There were events happening in the African American community surrounding the 1950’s time period. Other than Gwendolyn Brooks winning the Pulitzer Prize, Supreme Court case justices ruled racial segregation of children in public schools was unconstitutional with the Brown v. Board of Education of Topeka Supreme Court case on May 17, 1954. A year later, on September 6, 1955, the funeral of Emmett Till took place in Mississippi, the state where he was killed. It was during this 1950 time period Dove suggests African American influences were increasingly permeating mainstream life and art. I am suggesting this means, the African American culture influenced the mainstream of poetry. In other words, the influence of African American culture was penetrating the American culture of life and art and changing it. Jazz and blues went North, scat singing evolved into bebop and the “musical innovation and improvisation loosened screws on other traditions as well…” Possibly, also in my own opinion, influencing the writing style in Howl written by Allen Ginsberg which Dove describes the personal style stood as an “unabashed antiestablishment stance and confessional rawness” ultimatum.

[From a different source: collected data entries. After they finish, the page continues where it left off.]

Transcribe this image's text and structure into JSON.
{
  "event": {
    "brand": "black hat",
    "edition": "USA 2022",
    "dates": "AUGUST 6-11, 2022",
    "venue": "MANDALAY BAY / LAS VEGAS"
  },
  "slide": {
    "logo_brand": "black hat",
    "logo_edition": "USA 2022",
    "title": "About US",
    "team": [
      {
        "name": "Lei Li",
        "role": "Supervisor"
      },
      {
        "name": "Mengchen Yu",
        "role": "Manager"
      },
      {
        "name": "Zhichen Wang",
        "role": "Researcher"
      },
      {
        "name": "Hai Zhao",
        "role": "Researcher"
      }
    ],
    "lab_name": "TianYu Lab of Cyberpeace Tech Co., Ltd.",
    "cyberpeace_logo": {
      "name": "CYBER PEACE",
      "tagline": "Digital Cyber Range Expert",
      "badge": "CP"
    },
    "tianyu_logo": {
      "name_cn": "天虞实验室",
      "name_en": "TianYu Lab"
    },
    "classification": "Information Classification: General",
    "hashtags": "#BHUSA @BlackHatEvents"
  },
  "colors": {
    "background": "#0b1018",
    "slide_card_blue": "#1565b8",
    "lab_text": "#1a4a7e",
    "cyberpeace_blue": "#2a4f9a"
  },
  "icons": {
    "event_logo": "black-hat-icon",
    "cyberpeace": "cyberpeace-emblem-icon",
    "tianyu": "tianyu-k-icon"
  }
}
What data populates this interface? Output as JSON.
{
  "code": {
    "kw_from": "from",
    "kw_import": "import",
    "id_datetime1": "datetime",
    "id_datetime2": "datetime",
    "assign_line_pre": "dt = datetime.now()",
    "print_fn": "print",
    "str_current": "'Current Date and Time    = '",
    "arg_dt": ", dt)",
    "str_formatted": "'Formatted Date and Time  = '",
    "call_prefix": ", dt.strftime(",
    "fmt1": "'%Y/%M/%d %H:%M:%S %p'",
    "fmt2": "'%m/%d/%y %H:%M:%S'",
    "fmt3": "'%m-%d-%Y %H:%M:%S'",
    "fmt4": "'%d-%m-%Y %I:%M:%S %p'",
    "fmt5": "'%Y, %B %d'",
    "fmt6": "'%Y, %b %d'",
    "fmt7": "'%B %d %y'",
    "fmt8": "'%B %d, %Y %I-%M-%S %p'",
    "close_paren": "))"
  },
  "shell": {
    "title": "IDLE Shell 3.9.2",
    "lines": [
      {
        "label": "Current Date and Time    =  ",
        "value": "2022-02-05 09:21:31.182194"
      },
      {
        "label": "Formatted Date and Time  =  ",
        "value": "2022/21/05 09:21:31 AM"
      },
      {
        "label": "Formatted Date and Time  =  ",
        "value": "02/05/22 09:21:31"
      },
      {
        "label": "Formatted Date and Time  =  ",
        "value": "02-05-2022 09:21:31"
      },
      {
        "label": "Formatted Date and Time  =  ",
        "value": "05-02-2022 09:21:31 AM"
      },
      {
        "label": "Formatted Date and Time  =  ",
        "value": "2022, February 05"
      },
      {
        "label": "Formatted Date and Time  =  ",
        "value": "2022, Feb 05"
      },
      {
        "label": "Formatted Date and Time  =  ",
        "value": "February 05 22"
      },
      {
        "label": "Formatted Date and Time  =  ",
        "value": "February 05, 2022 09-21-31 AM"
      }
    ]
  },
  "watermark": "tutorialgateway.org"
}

The African American culture around this time seemed to have their own style of writing and a bit of confessional rawness because of the voice they were then trying to have. In Dove’s words the Black Arts movement was “a necessary explosion.” Dove goes on to elaborate, the Black Arts Movement was hitting targets they did not aim for. White students were wearing dashikis and crooning to Marvin Gaye. Could this have been the start of culture appropriation? This success inspired feminist poets, Native Americans, Hispanics, gays, and Asian Americans to use their neglected voices. Though the Black Arts movement was making an influence on other cultures, Dove states there was a lack of African Americans in poetry establishments. Though how could this be if African Americans made an impact with their art and style and rhythm in their poetic pieces? Are black poets in 20th century appreciated as an influence in poetry, or are they only appreciated in the black community for influencing and new black aesthetic, or way of writing?